Oksigen Terlarut (Dissolved Oxygen = DO)
Dissolved oxygen atau yang sering disebut dengan oksigen terlarut merupakan jumlah oksigen yang terlarut dalam air yang berasal dari udara dan hasil fotosintesis tumbuhan air. Oksigen terlarut (Dissolved Oxygen = DO) dibutuhkan oleh semua jasad hidup untuk pernapasan, proses   metabolisme atau pertukaran zat yang kemudian menghasilkan energi untuk pertumbuhan dan pembiakan. Disamping itu, oksigen juga dibutuhkan untuk oksidasi bahan-bahan organik dan anorganik dalam proses aerobik.

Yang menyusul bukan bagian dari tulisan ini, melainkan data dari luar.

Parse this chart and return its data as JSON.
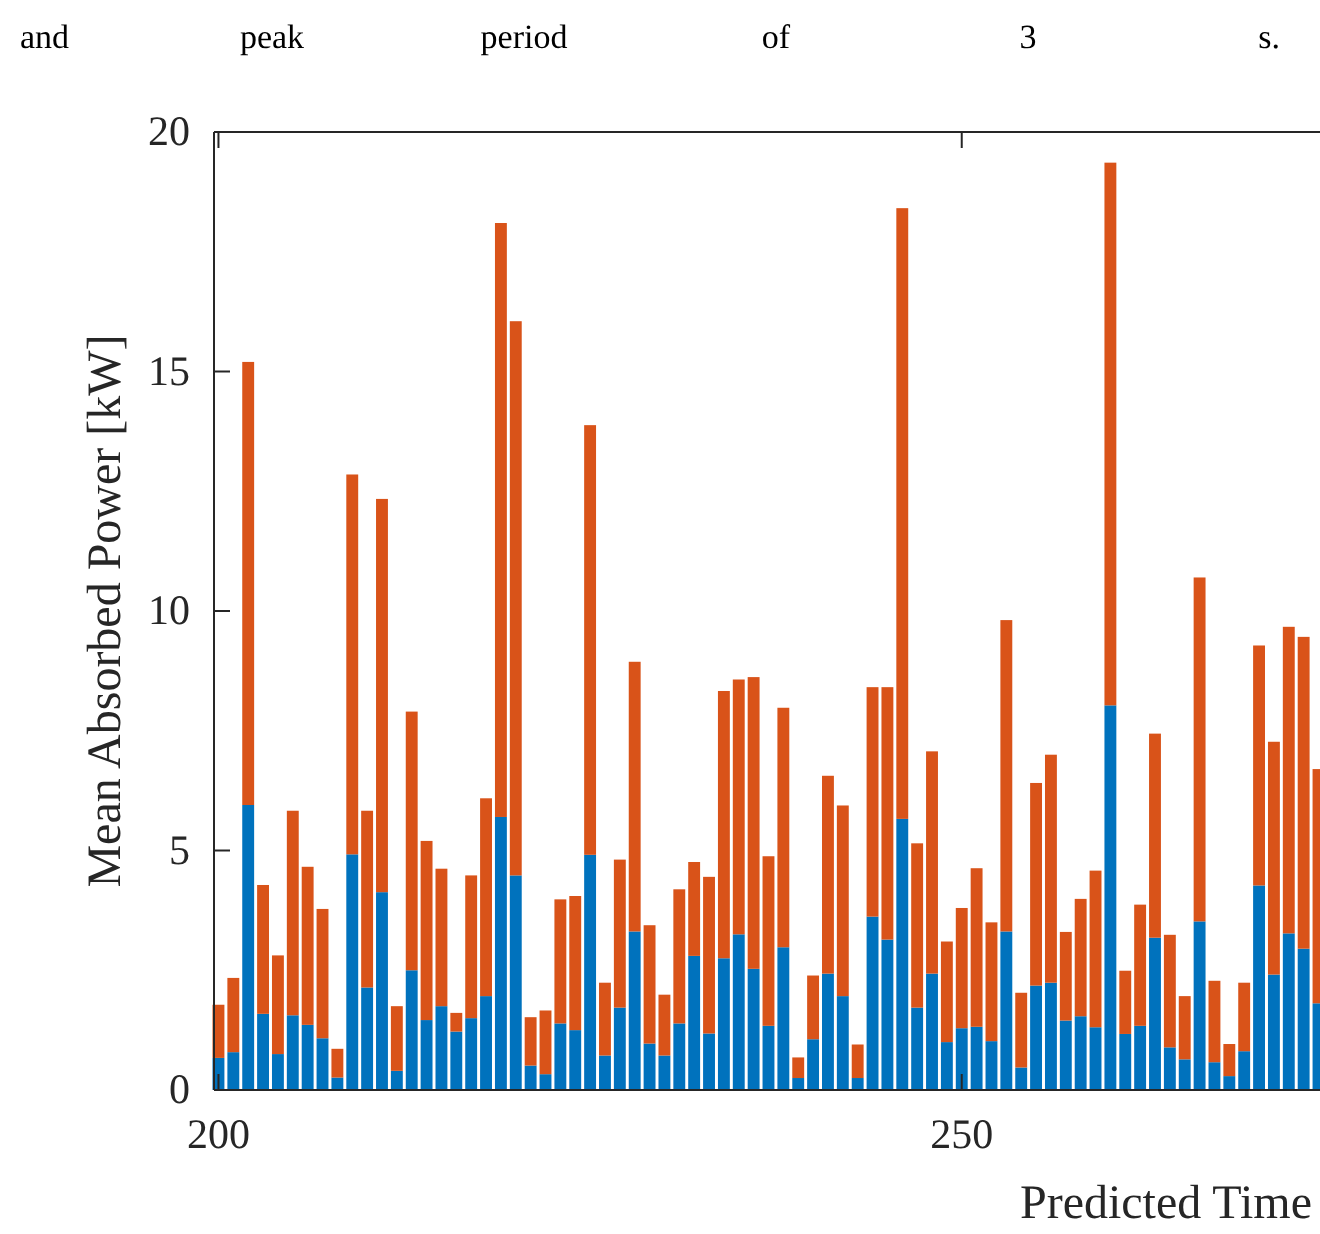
{
  "chart_data": {
    "type": "bar",
    "stacked": true,
    "xlabel": "Predicted Time",
    "ylabel": "Mean Absorbed Power [kW]",
    "annotations": [
      "and peak period of 3 s."
    ],
    "x": [
      200,
      201,
      202,
      203,
      204,
      205,
      206,
      207,
      208,
      209,
      210,
      211,
      212,
      213,
      214,
      215,
      216,
      217,
      218,
      219,
      220,
      221,
      222,
      223,
      224,
      225,
      226,
      227,
      228,
      229,
      230,
      231,
      232,
      233,
      234,
      235,
      236,
      237,
      238,
      239,
      240,
      241,
      242,
      243,
      244,
      245,
      246,
      247,
      248,
      249,
      250,
      251,
      252,
      253,
      254,
      255,
      256,
      257,
      258,
      259,
      260,
      261,
      262,
      263,
      264,
      265,
      266,
      267,
      268,
      269,
      270,
      271,
      272,
      273,
      274
    ],
    "series": [
      {
        "color": "#0072bd",
        "values": [
          0.67,
          0.79,
          5.95,
          1.59,
          0.75,
          1.56,
          1.36,
          1.08,
          0.26,
          4.92,
          2.14,
          4.13,
          0.4,
          2.5,
          1.46,
          1.75,
          1.22,
          1.5,
          1.96,
          5.7,
          4.48,
          0.51,
          0.33,
          1.39,
          1.25,
          4.91,
          0.72,
          1.72,
          3.31,
          0.97,
          0.72,
          1.39,
          2.8,
          1.18,
          2.75,
          3.25,
          2.53,
          1.34,
          2.98,
          0.25,
          1.06,
          2.43,
          1.96,
          0.25,
          3.62,
          3.14,
          5.66,
          1.72,
          2.43,
          1.0,
          1.29,
          1.32,
          1.02,
          3.31,
          0.47,
          2.18,
          2.24,
          1.45,
          1.54,
          1.31,
          8.03,
          1.17,
          1.34,
          3.18,
          0.89,
          0.64,
          3.52,
          0.58,
          0.29,
          0.81,
          4.27,
          2.41,
          3.27,
          2.95,
          1.81
        ]
      },
      {
        "color": "#d95319",
        "values": [
          1.11,
          1.55,
          9.25,
          2.69,
          2.06,
          4.27,
          3.3,
          2.7,
          0.6,
          7.93,
          3.69,
          8.21,
          1.35,
          5.4,
          3.74,
          2.87,
          0.39,
          2.98,
          4.13,
          12.4,
          11.57,
          1.01,
          1.33,
          2.59,
          2.8,
          8.97,
          1.52,
          3.09,
          5.63,
          2.47,
          1.27,
          2.8,
          1.96,
          3.27,
          5.58,
          5.32,
          6.09,
          3.54,
          5.0,
          0.43,
          1.33,
          4.13,
          3.98,
          0.7,
          4.79,
          5.27,
          12.75,
          3.43,
          4.64,
          2.1,
          2.51,
          3.31,
          2.48,
          6.5,
          1.56,
          4.23,
          4.76,
          1.85,
          2.45,
          3.27,
          11.33,
          1.32,
          2.53,
          4.26,
          2.35,
          1.32,
          7.18,
          1.7,
          0.67,
          1.43,
          5.01,
          4.86,
          6.4,
          6.51,
          4.89
        ]
      }
    ],
    "xlim": [
      199.7,
      274.1
    ],
    "xticks": [
      200,
      250
    ],
    "ylim": [
      0,
      20
    ],
    "yticks": [
      0,
      5,
      10,
      15,
      20
    ],
    "grid": false
  }
}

Sumber utama oksigen dalam suatu perairan berasal sari suatu proses difusi dari udara bebas dan hasil fotosintesis organisme yang hidup dalam perairan tersebut (Salmin, 2000).

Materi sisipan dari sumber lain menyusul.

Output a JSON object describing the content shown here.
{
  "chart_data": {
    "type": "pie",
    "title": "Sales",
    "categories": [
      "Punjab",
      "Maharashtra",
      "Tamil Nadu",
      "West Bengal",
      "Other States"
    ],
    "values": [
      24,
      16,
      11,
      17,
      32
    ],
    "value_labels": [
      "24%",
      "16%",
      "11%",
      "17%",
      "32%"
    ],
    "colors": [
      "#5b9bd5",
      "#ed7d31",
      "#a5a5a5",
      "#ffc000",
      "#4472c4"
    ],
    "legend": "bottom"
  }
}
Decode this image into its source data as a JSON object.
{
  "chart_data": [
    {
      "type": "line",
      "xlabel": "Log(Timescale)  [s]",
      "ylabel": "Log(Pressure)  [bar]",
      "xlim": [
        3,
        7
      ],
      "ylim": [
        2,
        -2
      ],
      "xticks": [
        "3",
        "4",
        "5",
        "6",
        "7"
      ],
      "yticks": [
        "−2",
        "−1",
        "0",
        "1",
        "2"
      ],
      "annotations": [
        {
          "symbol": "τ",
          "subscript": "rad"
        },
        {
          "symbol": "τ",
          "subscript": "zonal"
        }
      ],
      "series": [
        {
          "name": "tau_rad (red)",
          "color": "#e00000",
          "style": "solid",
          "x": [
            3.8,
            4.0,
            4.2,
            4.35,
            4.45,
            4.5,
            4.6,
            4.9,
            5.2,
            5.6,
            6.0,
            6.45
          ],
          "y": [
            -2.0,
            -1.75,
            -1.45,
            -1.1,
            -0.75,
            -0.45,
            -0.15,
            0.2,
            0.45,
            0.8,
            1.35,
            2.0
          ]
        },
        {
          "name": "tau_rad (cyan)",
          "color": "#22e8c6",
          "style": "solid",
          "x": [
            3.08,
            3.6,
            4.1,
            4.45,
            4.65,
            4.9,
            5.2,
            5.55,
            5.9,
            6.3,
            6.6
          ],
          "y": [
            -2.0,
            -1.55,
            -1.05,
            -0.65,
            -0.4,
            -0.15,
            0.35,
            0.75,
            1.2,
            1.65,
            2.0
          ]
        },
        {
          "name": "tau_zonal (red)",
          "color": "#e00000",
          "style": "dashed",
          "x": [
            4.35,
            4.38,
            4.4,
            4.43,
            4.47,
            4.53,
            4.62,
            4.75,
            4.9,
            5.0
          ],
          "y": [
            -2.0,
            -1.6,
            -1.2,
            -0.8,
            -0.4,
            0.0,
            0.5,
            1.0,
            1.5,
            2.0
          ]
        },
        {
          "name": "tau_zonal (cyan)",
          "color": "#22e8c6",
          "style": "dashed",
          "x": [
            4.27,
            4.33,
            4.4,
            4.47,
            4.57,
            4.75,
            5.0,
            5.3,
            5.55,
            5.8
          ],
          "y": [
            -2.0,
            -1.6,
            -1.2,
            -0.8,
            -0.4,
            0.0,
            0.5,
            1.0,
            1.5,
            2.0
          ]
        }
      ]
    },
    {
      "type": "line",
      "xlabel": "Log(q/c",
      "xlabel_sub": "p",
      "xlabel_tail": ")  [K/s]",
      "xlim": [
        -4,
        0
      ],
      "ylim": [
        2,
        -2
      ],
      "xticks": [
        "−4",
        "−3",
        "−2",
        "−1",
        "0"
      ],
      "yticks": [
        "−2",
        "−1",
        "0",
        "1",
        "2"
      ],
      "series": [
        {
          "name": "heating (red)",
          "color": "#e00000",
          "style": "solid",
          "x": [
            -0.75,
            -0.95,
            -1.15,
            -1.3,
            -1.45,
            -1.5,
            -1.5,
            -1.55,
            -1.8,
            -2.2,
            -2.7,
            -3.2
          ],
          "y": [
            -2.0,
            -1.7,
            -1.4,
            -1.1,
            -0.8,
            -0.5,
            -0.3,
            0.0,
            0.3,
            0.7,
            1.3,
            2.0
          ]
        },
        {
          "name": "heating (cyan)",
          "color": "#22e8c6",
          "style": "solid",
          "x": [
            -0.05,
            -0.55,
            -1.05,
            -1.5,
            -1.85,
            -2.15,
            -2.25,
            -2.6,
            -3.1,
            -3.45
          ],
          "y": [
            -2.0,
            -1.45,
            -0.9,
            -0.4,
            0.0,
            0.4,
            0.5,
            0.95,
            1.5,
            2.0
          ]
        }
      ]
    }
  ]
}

Pada keadaan standar, kebanyakan oksigen melarut ke dalam air dari atmosfer; hanya sedikit DO bersih yang dihasilkan oleh fotosintesis tanaman akuatik. Walaupun tanaman air menghasilkan oksigen selama sehari fotosintesis, mereka juga menggunakan oksigen pada malam hari  sebagai sumber energy. Ketika mereka mati dan meluruh, material tanaman mati tersebut menyediakan sumber energy bagi mikroba, yang mengkonsumsi oksigen tambahan. Perubahan netto dalam oksigen terlarut sangatlah kecil selama siklus hidup tanaman akuatik.

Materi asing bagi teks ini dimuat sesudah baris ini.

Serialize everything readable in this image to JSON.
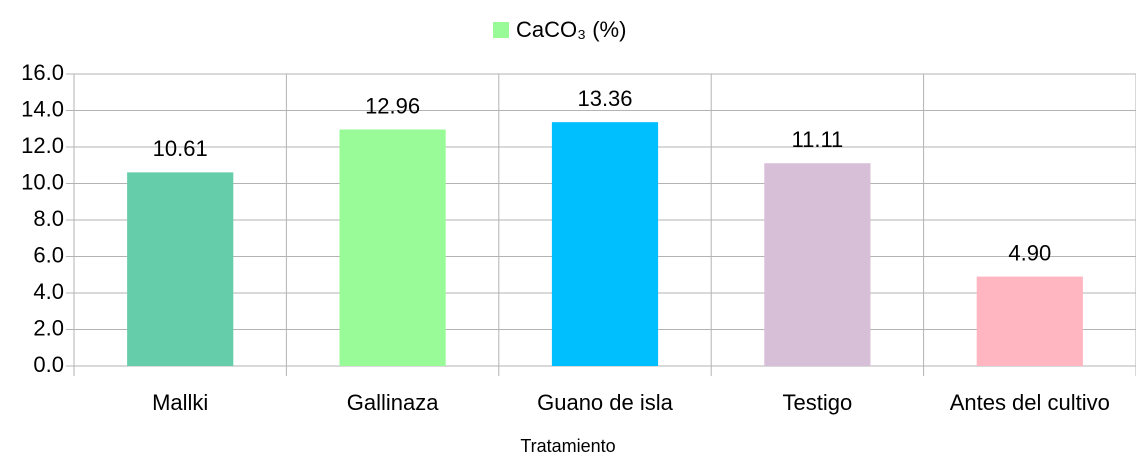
{
  "chart_data": {
    "type": "bar",
    "x_label": "Tratamiento",
    "categories": [
      "Mallki",
      "Gallinaza",
      "Guano de isla",
      "Testigo",
      "Antes del cultivo"
    ],
    "series": [
      {
        "name": "CaCO₃ (%)",
        "color": "#98fb98",
        "colors": [
          "#66cdaa",
          "#98fb98",
          "#00bfff",
          "#d8bfd8",
          "#ffb6c1"
        ],
        "values": [
          10.61,
          12.96,
          13.36,
          11.11,
          4.9
        ],
        "value_labels": [
          "10.61",
          "12.96",
          "13.36",
          "11.11",
          "4.90"
        ]
      }
    ],
    "ylim": [
      0,
      16
    ],
    "yticks": [
      {
        "value": 0,
        "label": "0.0"
      },
      {
        "value": 2,
        "label": "2.0"
      },
      {
        "value": 4,
        "label": "4.0"
      },
      {
        "value": 6,
        "label": "6.0"
      },
      {
        "value": 8,
        "label": "8.0"
      },
      {
        "value": 10,
        "label": "10.0"
      },
      {
        "value": 12,
        "label": "12.0"
      },
      {
        "value": 14,
        "label": "14.0"
      },
      {
        "value": 16,
        "label": "16.0"
      }
    ],
    "grid": true,
    "legend": "top"
  }
}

Oksigen terlarut digunakan dalam degradasi material organic dalam air. Karena konsentrasi oksigen terlarut tidak pernah sangat besar, proses oxygen-depleting dapat mereduksi oksigen terlarut dengan cepat dalam ketakadaan mekanisme aerasi yang efisien. Ikan memerlukan sedikitnya 5-6 ppm oksigen terlarut untuk tumbuh.  Mereka berhenti makan jika tingkat DO turun drastis  di sekitar 3-4 ppm, dan mati jika DO jatuh menjadi 1 ppm. Banyak ikan yang mati tidaklah disebabkan oleh racun pencemar secara langsung, tetapi malahan oleh defisiensi oksigen yang disebabkan oleh proses biodegradasi pencemar organik. Adapun standar oksigen terlarut untuk beberapa kehidupan akuatik standar antara lain  (1) 7,0 ppm untuk periode bertelur di biota air dingin; (2) 6,0 ppm untuk biota air dingin kelas satu; (3) 5,0 ppm untuk biota air hangat kelas satu. Data mengenai hubungan oksigen terlarut terhadap kualitas air disajikan dalam table 1 di bawah ini.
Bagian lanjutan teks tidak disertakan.